File: coyoteSeparatedDetections.csv
Description: These data display the individual detections of coyotes on the camera traps.
Variables
- Number: Detection number
- Camera: camera ID
- DateTime: Date and Time
- Species: species of animal detected
- RadianTime: Time of day in radians from 0 (midnight) to 3.14 (noon) to 6.28 (midnight).
File: foxSeparatedDetections.csv
Description: These data display the individual detections of red foxes on the camera traps.
Variables
- Number: Detection number
- Camera: The camera ID (A letter plus number code).
- DateTime: Date and Time
- Species: species of animal detected
- RadianTime: Time of day in radians from 0 (midnight) to 3.14 (noon) to 6.28 (midnight).
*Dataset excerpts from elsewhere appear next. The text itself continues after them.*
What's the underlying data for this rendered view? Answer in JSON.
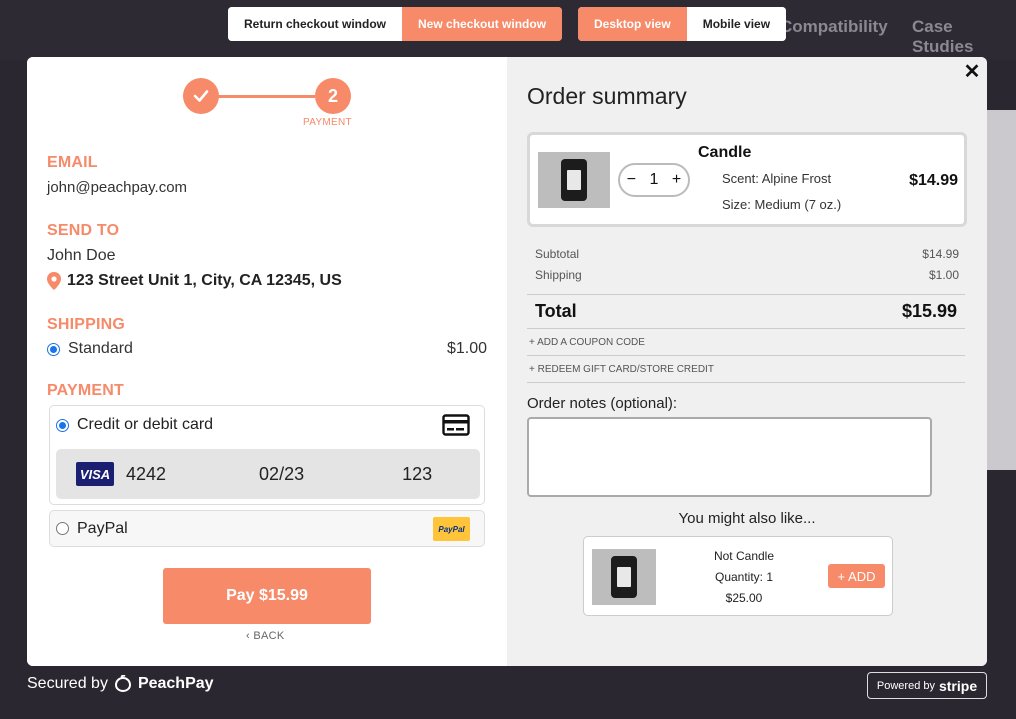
{
  "toggles": {
    "window": [
      "Return checkout window",
      "New checkout window"
    ],
    "view": [
      "Desktop view",
      "Mobile view"
    ]
  },
  "background": {
    "nav": [
      "Compatibility",
      "Case Studies"
    ]
  },
  "stepper": {
    "step2_number": "2",
    "step2_label": "PAYMENT"
  },
  "left": {
    "email_title": "EMAIL",
    "email": "john@peachpay.com",
    "send_to_title": "SEND TO",
    "name": "John Doe",
    "address": "123 Street Unit 1, City, CA 12345, US",
    "shipping_title": "SHIPPING",
    "shipping_option": "Standard",
    "shipping_price": "$1.00",
    "payment_title": "PAYMENT",
    "card_label": "Credit or debit card",
    "card_brand": "VISA",
    "card_number": "4242",
    "card_expiry": "02/23",
    "card_cvc": "123",
    "paypal_label": "PayPal",
    "paypal_badge": "PayPal",
    "pay_button": "Pay $15.99",
    "back": "BACK"
  },
  "right": {
    "title": "Order summary",
    "item": {
      "name": "Candle",
      "quantity": "1",
      "scent": "Scent: Alpine Frost",
      "size": "Size: Medium (7 oz.)",
      "price": "$14.99"
    },
    "subtotal_label": "Subtotal",
    "subtotal": "$14.99",
    "shipping_label": "Shipping",
    "shipping": "$1.00",
    "total_label": "Total",
    "total": "$15.99",
    "coupon_link": "+ ADD A COUPON CODE",
    "gift_link": "+ REDEEM GIFT CARD/STORE CREDIT",
    "notes_label": "Order notes (optional):",
    "also_title": "You might also like...",
    "also": {
      "name": "Not Candle",
      "quantity": "Quantity: 1",
      "price": "$25.00",
      "add": "+ ADD"
    }
  },
  "footer": {
    "secured_prefix": "Secured by",
    "brand": "PeachPay",
    "stripe_prefix": "Powered by",
    "stripe": "stripe"
  },
  "colors": {
    "accent": "#f68a69",
    "visa": "#1a1f71",
    "paypal": "#ffc439"
  }
}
File: peopleSeparatedDetections.csv
Description: These data display the individual detections of people on the camera traps.
Variables
- Number: Detection number
- Camera: The camera ID (A letter plus number code).
- DateTime: Date and Time
- Species: species of animal detected
- RadianTime: Time of day in radians from 0 (midnight) to 3.14 (noon) to 6.28 (midnight).
Methods
Data on red foxes, coyotes, and human activity patterns were collected from a public website where people could report sightings and from camera traps.